Combined approaches toward the identication of new drugs using TcPRAC as a lead.
Rational strategies of medicinal chemistry and innovative molecular dynamics approaches were undertaken to improve PYC affinity and solubility and to search for new TcPRAC inhibitors (coll. Y. Janin & A. Blondel). Making use of the resulting knowledge on the enzyme specificities issued from of a) the chemical synthesis of inhibitor analogues, b) the PRAC crystal structure and c) the low energy transition molecular states of PRAC from its active (wide open) to its liganded (closed) structures, 4 new soluble inhibitors of TcPRAC were identified. Two molecules present higher solubility and increased affinity for the enzyme than PYC. Ongoing studies with in vitro models of infection indicate that these inhibitors are not toxic for host cells but induced a significant reduction of intracellular parasite load and outcome. Complementary studies were performed to derive pharmacophoric/docking models adapted to in silico screening of chemical compound libraries (coll. M. Afshar, Ariana Pharmaceuticals). The analysis of putative inhibitors of the enzyme obtained from virtual screening are underway.
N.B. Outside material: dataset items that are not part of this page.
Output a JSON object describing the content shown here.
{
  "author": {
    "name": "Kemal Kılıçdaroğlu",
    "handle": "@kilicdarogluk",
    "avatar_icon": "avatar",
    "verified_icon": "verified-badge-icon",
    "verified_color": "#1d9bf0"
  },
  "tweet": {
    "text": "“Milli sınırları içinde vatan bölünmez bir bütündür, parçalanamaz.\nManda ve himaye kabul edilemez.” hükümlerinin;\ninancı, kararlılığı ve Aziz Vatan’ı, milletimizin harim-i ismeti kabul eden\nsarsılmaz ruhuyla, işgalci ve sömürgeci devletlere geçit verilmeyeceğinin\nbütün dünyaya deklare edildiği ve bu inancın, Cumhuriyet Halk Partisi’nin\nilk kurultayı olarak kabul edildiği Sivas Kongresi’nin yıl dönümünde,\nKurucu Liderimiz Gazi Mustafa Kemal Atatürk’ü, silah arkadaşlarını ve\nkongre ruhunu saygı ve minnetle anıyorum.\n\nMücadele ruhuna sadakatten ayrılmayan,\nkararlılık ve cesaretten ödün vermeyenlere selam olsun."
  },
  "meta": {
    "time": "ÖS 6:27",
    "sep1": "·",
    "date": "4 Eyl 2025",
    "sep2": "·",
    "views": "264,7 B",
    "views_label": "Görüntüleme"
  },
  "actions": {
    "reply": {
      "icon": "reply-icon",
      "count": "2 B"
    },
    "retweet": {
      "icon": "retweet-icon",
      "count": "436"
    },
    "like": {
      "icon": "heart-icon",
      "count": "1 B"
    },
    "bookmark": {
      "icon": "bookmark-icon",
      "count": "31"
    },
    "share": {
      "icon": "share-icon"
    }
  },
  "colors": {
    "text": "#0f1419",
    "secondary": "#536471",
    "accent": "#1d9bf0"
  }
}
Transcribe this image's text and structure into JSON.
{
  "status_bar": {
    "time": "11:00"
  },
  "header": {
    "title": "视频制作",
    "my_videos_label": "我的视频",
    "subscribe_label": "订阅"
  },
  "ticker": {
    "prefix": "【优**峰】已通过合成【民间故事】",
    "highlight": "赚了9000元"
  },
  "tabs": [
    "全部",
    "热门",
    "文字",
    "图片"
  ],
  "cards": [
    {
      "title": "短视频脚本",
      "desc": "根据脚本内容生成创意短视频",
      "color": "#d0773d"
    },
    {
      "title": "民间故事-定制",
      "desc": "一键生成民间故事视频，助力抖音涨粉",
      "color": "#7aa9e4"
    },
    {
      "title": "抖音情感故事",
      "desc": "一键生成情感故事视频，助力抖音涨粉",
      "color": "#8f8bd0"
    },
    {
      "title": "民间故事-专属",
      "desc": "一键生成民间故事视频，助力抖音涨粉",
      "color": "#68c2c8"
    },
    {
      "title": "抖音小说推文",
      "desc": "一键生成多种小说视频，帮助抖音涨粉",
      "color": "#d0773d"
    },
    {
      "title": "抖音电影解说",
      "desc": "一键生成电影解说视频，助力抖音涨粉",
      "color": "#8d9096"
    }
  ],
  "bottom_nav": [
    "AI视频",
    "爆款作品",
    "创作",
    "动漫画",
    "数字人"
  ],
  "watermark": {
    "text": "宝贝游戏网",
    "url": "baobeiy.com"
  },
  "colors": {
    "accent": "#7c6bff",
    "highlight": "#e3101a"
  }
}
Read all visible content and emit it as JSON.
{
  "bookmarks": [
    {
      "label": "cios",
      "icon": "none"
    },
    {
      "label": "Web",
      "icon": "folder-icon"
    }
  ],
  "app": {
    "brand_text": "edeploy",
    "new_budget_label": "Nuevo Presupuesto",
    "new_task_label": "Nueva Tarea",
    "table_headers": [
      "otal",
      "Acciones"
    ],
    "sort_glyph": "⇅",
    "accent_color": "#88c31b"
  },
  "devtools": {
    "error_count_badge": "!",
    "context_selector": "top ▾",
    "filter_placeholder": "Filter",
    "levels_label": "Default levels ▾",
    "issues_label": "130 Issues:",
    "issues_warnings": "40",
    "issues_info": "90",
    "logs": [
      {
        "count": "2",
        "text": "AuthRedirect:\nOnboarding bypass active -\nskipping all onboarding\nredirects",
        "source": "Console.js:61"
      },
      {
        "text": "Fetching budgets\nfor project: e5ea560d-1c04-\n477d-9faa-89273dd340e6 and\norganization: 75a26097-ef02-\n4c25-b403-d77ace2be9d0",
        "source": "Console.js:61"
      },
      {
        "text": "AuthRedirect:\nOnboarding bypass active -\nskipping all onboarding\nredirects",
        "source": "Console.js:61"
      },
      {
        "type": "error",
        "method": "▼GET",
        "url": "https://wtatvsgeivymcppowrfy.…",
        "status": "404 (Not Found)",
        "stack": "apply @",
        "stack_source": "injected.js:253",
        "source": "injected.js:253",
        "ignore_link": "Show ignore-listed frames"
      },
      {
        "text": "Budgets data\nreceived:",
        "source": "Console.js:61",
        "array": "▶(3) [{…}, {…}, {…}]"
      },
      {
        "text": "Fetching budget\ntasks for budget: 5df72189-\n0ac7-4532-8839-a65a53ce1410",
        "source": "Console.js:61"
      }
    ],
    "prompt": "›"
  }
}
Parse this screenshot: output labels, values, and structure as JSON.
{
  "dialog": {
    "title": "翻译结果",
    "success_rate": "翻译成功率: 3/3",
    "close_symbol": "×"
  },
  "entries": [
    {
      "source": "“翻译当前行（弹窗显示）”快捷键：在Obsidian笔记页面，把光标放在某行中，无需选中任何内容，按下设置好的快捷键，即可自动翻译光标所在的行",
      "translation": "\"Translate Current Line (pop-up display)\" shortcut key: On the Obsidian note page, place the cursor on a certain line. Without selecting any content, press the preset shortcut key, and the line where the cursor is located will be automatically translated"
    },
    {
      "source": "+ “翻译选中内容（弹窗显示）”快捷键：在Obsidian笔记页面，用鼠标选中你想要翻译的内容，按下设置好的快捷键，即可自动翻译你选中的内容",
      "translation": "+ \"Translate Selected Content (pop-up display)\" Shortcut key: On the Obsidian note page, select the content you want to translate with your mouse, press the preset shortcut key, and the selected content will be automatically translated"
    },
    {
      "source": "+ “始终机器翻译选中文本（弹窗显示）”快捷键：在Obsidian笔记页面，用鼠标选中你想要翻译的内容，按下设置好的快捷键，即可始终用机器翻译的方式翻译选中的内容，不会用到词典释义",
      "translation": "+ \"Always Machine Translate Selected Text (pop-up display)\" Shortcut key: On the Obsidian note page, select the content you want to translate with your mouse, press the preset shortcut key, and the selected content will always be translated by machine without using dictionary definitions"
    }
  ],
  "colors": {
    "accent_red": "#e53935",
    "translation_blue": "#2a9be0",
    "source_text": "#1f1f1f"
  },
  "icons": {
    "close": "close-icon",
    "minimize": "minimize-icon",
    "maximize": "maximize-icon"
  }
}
Keywords: Chagas’ disease, Trypanosoma cruzi, African trypanosomiasis, Clostridium difficile, B-cell mitogens, proline racemase, hydroxyproline epimerase
- Chamond N, Cosson A, Coatnoan N, Minoprio P. Proline racemases are conserved mitogens. Characterization of a Trypanosoma vivax proline racemase. Mol. Biochem. Parasitol. 2008, in press.
- Goytia M, Chamond N, Cosson A, Coatnoan N, Hermant D, Berneman A, Minoprio P. Molecular and structural discrimination of proline racemase and hydroxyproline-2-epimerase from nosocomial and bacterial pathogens. PLoS ONE. 2007 2(9): 885.
- Buschiazzo A, Goytia M, Schaeffer F, Degrave W, Shepard W, Grégoire C, Chamond N, Cosson A, Berneman A, Coatnoan N, Alzari PM, Minoprio P. Crystal structure, catalytic mechanism, and mitogenic properties of Trypanosoma cruzi proline racemase. Proc Natl Acad Sci U S A. 2006 103: 1705-10.
- Chamond N, Goytia M, Coatnoan N, Barale JC, Cosson A, Degrave WM, Minoprio P. Trypanosoma cruzi proline racemases are involved in parasite differentiation and infectivity. Mol Microbiol. 2005 58:46-60.